Assim, a característica da taxa de ser um tributo vinculado a uma atividade estatal, ressalte-se, não é suficiente, para individualizá-la, visto que as contribuições de melhoria também estão vinculadas a uma prestação do Estado. O que singuraliza a espécie tributária ora enfocada é o fato de que a atividade estatal específica só poderá ser ou um serviço público, prestado ou posto à disposição do contribuinte, o qual deverá necessariamente ser específico e divisível, ou o exercício regular do poder de polícia. Presente uma destas atividades estatais, presente estará o fator gerador de uma taxa.

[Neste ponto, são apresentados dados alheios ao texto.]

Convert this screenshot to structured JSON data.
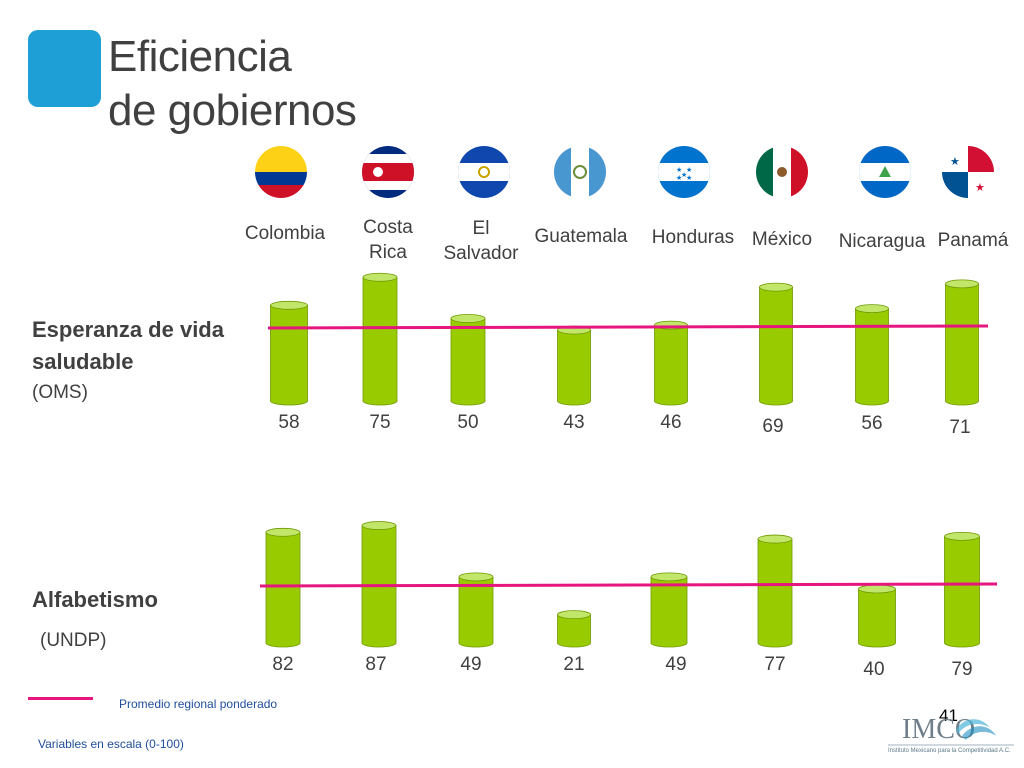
{
  "title": {
    "line1": "Eficiencia",
    "line2": "de gobiernos"
  },
  "colors": {
    "accent": "#1ea0d6",
    "bar_fill": "#99cc00",
    "bar_top": "#c2e66a",
    "bar_edge": "#6f9a00",
    "average_line": "#e6157f",
    "footnote_text": "#1f4e9c"
  },
  "countries": [
    {
      "name": "Colombia",
      "flag": "colombia-flag-icon"
    },
    {
      "name": "Costa\nRica",
      "flag": "costa-rica-flag-icon"
    },
    {
      "name": "El\nSalvador",
      "flag": "el-salvador-flag-icon"
    },
    {
      "name": "Guatemala",
      "flag": "guatemala-flag-icon"
    },
    {
      "name": "Honduras",
      "flag": "honduras-flag-icon"
    },
    {
      "name": "México",
      "flag": "mexico-flag-icon"
    },
    {
      "name": "Nicaragua",
      "flag": "nicaragua-flag-icon"
    },
    {
      "name": "Panamá",
      "flag": "panama-flag-icon"
    }
  ],
  "rows": {
    "life": {
      "label_line1": "Esperanza de vida",
      "label_line2": "saludable",
      "source": "(OMS)"
    },
    "literacy": {
      "label": "Alfabetismo",
      "source": "(UNDP)"
    }
  },
  "chart_data": [
    {
      "type": "bar",
      "categories": [
        "Colombia",
        "Costa Rica",
        "El Salvador",
        "Guatemala",
        "Honduras",
        "México",
        "Nicaragua",
        "Panamá"
      ],
      "values": [
        58,
        75,
        50,
        43,
        46,
        69,
        56,
        71
      ],
      "ylim": [
        0,
        100
      ]
    },
    {
      "type": "bar",
      "categories": [
        "Colombia",
        "Costa Rica",
        "El Salvador",
        "Guatemala",
        "Honduras",
        "México",
        "Nicaragua",
        "Panamá"
      ],
      "values": [
        82,
        87,
        49,
        21,
        49,
        77,
        40,
        79
      ],
      "ylim": [
        0,
        100
      ]
    }
  ],
  "legend": {
    "average_label": "Promedio regional ponderado"
  },
  "footnote": "Variables en escala (0-100)",
  "page_number": "41",
  "logo": {
    "text": "IMCO",
    "subtitle": "Instituto Mexicano para la Competitividad A.C."
  }
}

2. Serviço Públicos e Poder de Polícia

As atividades estatais ensejadoras da cobrança de taxas – ou seja, a prestação de um serviço público ou poder de polícia – encontram sua estruturação doutrinária no Direito Administrativo, que, na lição do Mestre Miguel Reale, “tem por objeto o sistema de princípios e regras relativos à realização de serviços públicos, destinados à satisfação de um interesse que, de maneira direta e prevalecente, é do próprio Estado”. ( in Lições Preliminares de Direito, 18ª.ed., São Paulo, Saraiva, 1991, p. 341).

Preleciona o insigne administrativa Hely Lopes Meirelles que “o poder de polícia é a faculdade de que dispõe a Administração Pública para condicionar e restringir o uso e gozo de bens, atividades e direitos individuais, em benefício da coletividade ou do próprio Estado”. (in Direito Administrativo Brasileiro, 17ª.ed., São Paulo, Malheiros, 1990, p.115).

O CTN, em seu art. 78, esboçou a definição legal deste instituto, verbis:

“Considera-se poder de polícia a atividade da administração pública que, limitando ou disciplinando direito, interesse ou liberdade, regula a prática de ato ou abstenção de fato, em razão de interesse público concernente à segurança, à higiene , à ordem, aos costumes, à disciplina da produção do mercado, ao exercício de atividades econômicas dependentes de concessão ou autorização do Poder Público, à tranqüilidade pública ou ao respeito à propriedade e aos direitos individuais ou coletivos.”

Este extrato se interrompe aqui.